I read an article in Cool News of the Day today (which referenced a New York Times article in the April 21, 2005 issue) about some companies that have targeted the luxury jeans market. Now if you thought that we children of the 80s were silly with our designer jeans, check this out:
…Technically, "luxury jeans" is any pair priced at $75 or
more. In reality, the heart of the market seems to reside above the
$200 point, with some jeans, such as the Evisu brand, evisu.com,
from Japan, commanding $635. What’s intriguing is that the allure jeans
like Evisu seems to have perhaps less to do with the price or even how
they’re designed than with their relative obscurity. Listen to Collette
Leonard, who says she would buy a $500 pair of jeans in a blink: "It’s
just a pair of jeans, I realize that," she says, adding: "But … I’d
much rather go out and find something unique that you’re not going to
see on every girl in New York." Which means, obviously, that she’d
better not see those jeans on Jennifer Aniston, either.
The key, then, is to make sure that the jeans are instantly
recognizable as unrecognizable.

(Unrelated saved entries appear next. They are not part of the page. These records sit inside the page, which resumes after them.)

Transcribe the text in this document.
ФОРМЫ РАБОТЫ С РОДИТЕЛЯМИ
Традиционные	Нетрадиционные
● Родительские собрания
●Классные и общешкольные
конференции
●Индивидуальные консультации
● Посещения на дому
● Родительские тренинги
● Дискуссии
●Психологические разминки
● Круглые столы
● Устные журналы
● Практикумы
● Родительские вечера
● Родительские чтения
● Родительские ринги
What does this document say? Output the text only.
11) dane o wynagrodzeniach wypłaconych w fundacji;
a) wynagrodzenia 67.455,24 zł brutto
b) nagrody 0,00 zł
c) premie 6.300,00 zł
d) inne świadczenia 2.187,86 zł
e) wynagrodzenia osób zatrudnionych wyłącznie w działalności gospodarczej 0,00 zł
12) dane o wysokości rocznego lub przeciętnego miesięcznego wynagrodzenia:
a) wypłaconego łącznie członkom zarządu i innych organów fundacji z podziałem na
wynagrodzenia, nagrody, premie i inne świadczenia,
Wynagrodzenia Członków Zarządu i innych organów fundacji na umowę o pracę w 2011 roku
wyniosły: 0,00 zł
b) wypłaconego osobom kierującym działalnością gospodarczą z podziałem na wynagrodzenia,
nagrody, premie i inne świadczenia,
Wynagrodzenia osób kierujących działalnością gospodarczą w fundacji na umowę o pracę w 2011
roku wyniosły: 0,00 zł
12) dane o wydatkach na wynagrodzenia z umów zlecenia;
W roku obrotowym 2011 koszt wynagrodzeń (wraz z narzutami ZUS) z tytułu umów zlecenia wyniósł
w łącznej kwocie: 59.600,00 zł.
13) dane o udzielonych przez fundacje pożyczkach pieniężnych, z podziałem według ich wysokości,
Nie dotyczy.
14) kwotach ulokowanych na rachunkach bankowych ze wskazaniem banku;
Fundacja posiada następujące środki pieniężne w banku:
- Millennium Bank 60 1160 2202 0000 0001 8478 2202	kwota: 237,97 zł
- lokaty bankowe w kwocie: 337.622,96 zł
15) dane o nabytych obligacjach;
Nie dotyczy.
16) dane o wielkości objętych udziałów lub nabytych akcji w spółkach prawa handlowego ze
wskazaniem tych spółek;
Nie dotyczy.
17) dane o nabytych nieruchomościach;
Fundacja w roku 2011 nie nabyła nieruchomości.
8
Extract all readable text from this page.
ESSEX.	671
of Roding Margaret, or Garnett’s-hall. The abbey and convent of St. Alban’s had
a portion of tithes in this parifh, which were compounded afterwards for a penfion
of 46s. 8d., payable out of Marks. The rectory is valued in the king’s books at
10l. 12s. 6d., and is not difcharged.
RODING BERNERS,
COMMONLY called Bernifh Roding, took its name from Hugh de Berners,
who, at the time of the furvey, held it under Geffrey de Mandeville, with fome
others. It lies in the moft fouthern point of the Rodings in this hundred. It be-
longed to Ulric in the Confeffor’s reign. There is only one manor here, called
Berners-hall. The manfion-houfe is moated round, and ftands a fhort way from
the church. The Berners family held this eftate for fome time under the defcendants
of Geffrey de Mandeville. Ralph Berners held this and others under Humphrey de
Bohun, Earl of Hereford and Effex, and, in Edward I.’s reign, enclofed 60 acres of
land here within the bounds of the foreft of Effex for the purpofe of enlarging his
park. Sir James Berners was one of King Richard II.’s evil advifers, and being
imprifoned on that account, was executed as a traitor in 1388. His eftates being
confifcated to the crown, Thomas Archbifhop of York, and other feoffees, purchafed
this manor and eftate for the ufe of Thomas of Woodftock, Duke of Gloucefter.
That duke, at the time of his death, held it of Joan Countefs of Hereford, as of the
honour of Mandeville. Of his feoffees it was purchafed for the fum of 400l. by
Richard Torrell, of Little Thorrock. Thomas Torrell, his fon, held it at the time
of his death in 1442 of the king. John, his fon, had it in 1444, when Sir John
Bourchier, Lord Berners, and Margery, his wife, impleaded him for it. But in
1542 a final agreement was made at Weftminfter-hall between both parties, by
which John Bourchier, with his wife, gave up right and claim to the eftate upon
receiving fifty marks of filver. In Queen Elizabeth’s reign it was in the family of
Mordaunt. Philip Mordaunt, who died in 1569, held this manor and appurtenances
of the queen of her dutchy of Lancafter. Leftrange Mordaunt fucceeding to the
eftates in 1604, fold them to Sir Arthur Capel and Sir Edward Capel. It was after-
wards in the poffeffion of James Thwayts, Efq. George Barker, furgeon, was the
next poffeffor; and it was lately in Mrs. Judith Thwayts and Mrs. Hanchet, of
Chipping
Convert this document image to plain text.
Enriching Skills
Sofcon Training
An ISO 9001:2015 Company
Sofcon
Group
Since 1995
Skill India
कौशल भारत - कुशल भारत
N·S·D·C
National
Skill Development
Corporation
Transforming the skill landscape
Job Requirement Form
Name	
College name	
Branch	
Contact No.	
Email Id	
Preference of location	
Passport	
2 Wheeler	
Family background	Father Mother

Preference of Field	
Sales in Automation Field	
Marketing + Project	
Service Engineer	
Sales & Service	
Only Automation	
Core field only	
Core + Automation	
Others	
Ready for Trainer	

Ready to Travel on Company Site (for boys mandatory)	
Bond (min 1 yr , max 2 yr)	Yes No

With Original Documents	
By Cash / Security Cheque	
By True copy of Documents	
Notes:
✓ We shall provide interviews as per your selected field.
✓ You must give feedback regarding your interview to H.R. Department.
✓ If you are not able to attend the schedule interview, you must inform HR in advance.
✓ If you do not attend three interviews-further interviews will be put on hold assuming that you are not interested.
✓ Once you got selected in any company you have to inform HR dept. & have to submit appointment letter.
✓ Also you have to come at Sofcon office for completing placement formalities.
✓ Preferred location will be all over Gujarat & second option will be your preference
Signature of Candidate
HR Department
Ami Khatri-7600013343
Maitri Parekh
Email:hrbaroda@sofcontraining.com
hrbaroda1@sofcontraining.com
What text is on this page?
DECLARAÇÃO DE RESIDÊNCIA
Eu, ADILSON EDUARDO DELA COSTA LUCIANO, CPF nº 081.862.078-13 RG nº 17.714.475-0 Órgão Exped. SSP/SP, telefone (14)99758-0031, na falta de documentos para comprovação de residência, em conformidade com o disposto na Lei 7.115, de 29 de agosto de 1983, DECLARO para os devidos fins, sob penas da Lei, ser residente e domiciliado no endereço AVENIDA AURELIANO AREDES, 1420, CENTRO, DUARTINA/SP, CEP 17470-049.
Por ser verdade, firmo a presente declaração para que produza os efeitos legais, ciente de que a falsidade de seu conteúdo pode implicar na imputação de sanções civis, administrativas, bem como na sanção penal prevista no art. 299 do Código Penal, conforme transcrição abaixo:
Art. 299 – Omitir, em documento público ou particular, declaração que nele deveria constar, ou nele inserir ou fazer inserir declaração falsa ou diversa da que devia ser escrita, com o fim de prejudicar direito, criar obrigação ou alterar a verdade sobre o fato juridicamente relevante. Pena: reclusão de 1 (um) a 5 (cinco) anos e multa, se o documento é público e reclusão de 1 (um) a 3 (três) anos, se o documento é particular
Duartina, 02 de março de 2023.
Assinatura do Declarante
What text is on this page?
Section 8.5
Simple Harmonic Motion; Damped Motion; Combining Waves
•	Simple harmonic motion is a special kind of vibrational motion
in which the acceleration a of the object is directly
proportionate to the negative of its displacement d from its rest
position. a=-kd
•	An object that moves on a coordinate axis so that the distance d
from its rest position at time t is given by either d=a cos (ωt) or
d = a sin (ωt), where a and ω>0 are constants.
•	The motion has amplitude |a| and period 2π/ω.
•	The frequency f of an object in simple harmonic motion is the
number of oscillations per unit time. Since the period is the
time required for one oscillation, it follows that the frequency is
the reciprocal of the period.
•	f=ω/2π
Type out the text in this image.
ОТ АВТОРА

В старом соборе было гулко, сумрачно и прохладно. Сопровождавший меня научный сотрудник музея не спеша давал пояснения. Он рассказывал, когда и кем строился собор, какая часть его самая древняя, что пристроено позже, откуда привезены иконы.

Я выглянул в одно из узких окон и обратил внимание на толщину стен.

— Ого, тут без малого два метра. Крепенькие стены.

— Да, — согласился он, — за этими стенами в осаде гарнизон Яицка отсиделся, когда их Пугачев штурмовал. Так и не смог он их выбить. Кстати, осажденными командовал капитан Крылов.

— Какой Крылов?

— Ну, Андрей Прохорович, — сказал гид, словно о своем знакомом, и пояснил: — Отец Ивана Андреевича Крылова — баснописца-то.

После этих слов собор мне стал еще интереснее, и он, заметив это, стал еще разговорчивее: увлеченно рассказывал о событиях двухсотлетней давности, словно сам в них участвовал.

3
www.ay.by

Oddly, most jeanmakers go about this
the same way: "Everybody adds a story, a trick, a gimmick, a hook, a
twisted seam, a nontwisted seam, a selvage detail, chasing the next
thing out there that is that much better," says Thomas George of E
Street Denim, estreetdenim.com, a retailer. "But the reality is that there’s nothing left to design in a jean." So, take your pick of Tsubi ($319) or True Religion ($359) or Chip & Pepper
($275).
I don’t know where to begin, so I won’t.